In the cooking community, it's common to see recipes calling for kosher salt, a coarse-ground variety of sodium chloride designed for extracting fluids from meat during the Koshering process, rather than table salt. Many people who do this say that this is because table salt contains more additives, like anti-caking agents and iodides, and accuse these of adding undesirable flavors to dishes, or of being toxins. In reality, the additives in table salt have no effect on the taste; chefs like using kosher salt because the big flakes make it easier to control. The addition of iodides to table salt was a major contributor in reducing iodine deficiency diseases in the developed world, but switching to an iodide-free salt is unlikely to do you any harm if you're eating plenty of vegetables.[11]

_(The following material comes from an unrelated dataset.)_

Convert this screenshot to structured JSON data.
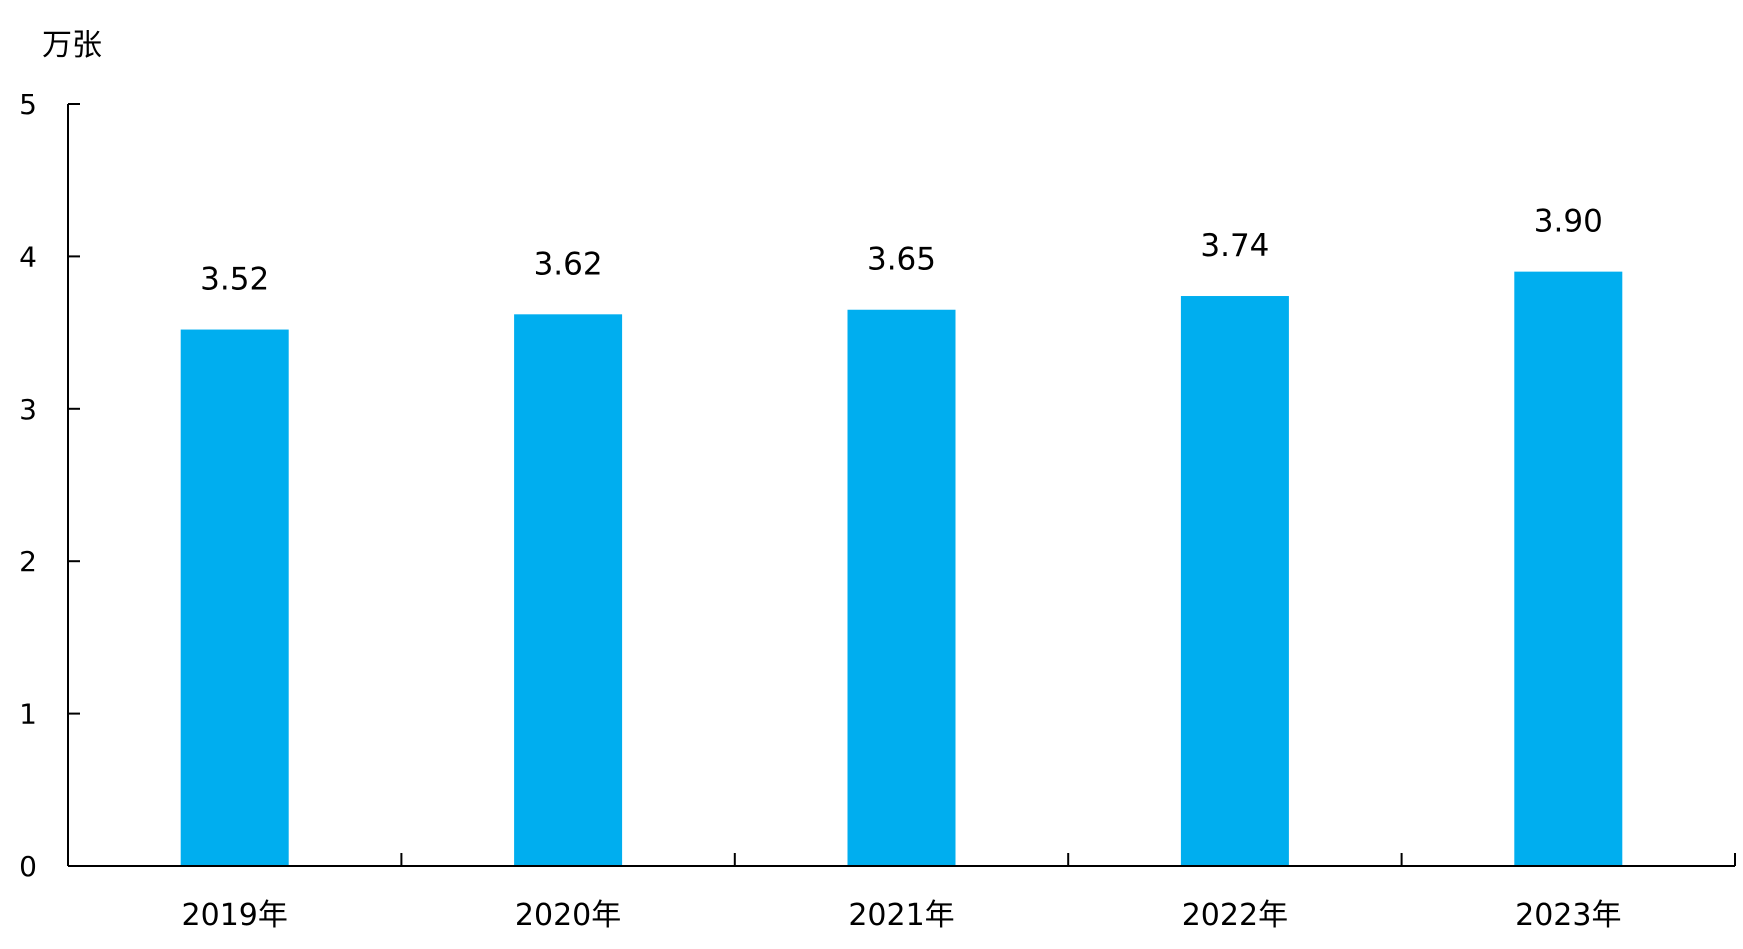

Some foodies insist that different varieties of salt from various places in the world have different flavors. This is partially true; differently-shaped crystals of salt have different texture and crunch, meaning they create different sensory experiences when they are eaten in crystal form. However, in most varieties of expensive salt, the trace minerals aren't present in high enough amounts to make the salt taste of anything other than sodium chloride, and when dissolved in water, there's no difference at all (besides the conspicuous consumption of using garishly-colored salt that costs $8 a gram). There do exist some varieties of specialty salt that have different flavors, such as kala namak (which is mined from a mineral deposit containing high levels of sulfides and is thus prized for its ability to give dishes a distinct note of rotten eggs).
In Italy, it is commonly said as a rule of thumb that pasta water should be salted until it tastes 'as salty as the sea'. This is far too much salt and will leave your pasta inedible.[12] About a teaspoon of salt per liter is fine.
Serious locavores with access to a beach sometimes like to make their own salt by collecting seawater and evaporating it until the crystals form. This is an interesting home science project (or if politically motivated), but the results may not be fit for human consumption, as there is no means in the ordinary kitchen for testing the output for safe levels of contaminants. This is especially ironic if you got into DIY salt to get away from 'toxins' like iodides.